Tá indo longe demais, chê.
Verdade!
Eu tenho mesmo tenho um amigo muito próximo que não tá conseguindo falar mais nada.
O nosso maior medo é que as pessoas percam a habilidade de se comunicar.
Depois de elas perderem os gestos elas entram num estado que chamamos de estado gutural.
Onde elas só emitem ruídos.
Chegando nesse estado fica muito difícil pras famílias.
Vamos tomar tomar a palavra CHURRASCO, por exemplo.

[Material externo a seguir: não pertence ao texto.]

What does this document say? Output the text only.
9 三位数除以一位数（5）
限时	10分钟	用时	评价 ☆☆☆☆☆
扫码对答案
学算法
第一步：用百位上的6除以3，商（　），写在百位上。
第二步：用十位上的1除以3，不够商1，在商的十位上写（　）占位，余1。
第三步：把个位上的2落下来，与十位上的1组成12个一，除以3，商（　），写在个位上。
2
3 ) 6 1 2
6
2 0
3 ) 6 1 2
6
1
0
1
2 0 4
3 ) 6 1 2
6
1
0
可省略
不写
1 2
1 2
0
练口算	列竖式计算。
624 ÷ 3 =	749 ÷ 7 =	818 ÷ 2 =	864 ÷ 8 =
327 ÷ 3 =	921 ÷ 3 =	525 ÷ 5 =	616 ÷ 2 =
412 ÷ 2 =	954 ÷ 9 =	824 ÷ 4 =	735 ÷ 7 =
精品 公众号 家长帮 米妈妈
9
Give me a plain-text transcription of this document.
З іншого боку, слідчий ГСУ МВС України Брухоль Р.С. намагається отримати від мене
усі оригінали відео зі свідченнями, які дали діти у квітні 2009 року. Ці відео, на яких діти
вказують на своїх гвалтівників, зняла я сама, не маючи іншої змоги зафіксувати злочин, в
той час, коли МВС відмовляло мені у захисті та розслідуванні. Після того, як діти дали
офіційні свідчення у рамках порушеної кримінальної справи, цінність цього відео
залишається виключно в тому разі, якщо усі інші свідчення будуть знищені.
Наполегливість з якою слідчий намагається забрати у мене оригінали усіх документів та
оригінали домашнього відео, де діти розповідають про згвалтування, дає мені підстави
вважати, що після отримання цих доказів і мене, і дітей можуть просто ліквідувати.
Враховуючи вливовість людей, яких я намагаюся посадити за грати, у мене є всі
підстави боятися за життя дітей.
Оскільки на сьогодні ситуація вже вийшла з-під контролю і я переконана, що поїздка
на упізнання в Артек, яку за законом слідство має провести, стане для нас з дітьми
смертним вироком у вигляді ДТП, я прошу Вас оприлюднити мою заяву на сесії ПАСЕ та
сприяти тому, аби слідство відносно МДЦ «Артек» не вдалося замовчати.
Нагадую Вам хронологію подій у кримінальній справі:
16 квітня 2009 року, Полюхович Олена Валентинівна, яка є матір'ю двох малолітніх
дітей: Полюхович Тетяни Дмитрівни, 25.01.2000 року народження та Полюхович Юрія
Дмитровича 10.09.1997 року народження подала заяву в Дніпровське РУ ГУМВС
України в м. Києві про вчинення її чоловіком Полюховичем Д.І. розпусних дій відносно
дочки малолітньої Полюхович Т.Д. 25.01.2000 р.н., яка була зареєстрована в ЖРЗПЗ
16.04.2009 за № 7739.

Com o tempo acaba percebendo que as pessoas entendem se for falado apenas "CHURRAS".
Depois vira "CHU".
E finalmente a palavra some.
Dando lugar ao gutural e aos gestos.
Ouve só esse áudio, de quando ele já estava falando as coisas pela metade.
"Ô mã... pô... o... pra... na me... que eu vou levar a Di... pra jan..."
"E o que ele quis dizer?"
Ô mãe, põe outro prato na mesa que eu vou levar a Diana pra jantar.
Para a sorte das pessoas que possuem a mudez porto-alegrense, a ciência explica que a
melhor saída ainda são os grupos de apoio.
Falar, se comunicar, interagir, estar em grupo ajuda a estimular o cérebro a externalizar
as palavras.
Depois da conversa com o Dr.
Davi, a mãe de Diogo resolveu colocá-lo em um desses grupos com a esperança de que
isto funcione.
Definitivamente é minha última tentativa.
Eu não quero me mudar de Porto Alegre.
Quero que ele se cure pra gente ficar aqui.
Já pensou ter que ir embora de Porto Alegre e pegar esse trânsito horrível?
Eu não aguento isso.
Quero que ele fique bom.
Tô torcendo por ele.
Tudo que eu queria era meu noivo de volta me dando bom dia.
Só isso.
Não tenha dúvida, vai funcionar.
Bah, chê!
Aham!
Isso aí ó, vai ser super...
Tri...
Bagual.
Será que vai dar certo?
Não sei se ele vai conseguir...
Muita calma, vai dar tudo certo...
Mas será que dá mesmo?
Eu não sei...
É tanto tempo que ele está sem falar...
Não dá pra ouvir nada...
Ahhhh!
Alguém trouxe o mate?!
[palmas]
Deu certo, ele conseguiu!
Eu tô falando!
[...]
Eu tô falando!
Meu filho, tu conseguiu!
Mais uma vez a ciência foi útil.
Diogo finalmente voltou a falar com as pessoas.
Mas quantas famílias ainda sofrem com este mesmo drama?
Quantas pessoas não conseguem entender as meias palavras dos porto-alegrenses?
Quando as pessoas vão começar a conversar mais nas ruas?
Não sabemos...
Mas Diogo tem algo a dizer.
Preciso dizer, mas eu tô muito feliz que tô conseguindo falar de novo.
Juro uma coisa pra ti, nunca mais abrevio as palavras.
"E então, agora qual o seu próximo passo?"
Pergunta interessante.
Acho que o próximo passo agora é colocar o "S" no final dos plural.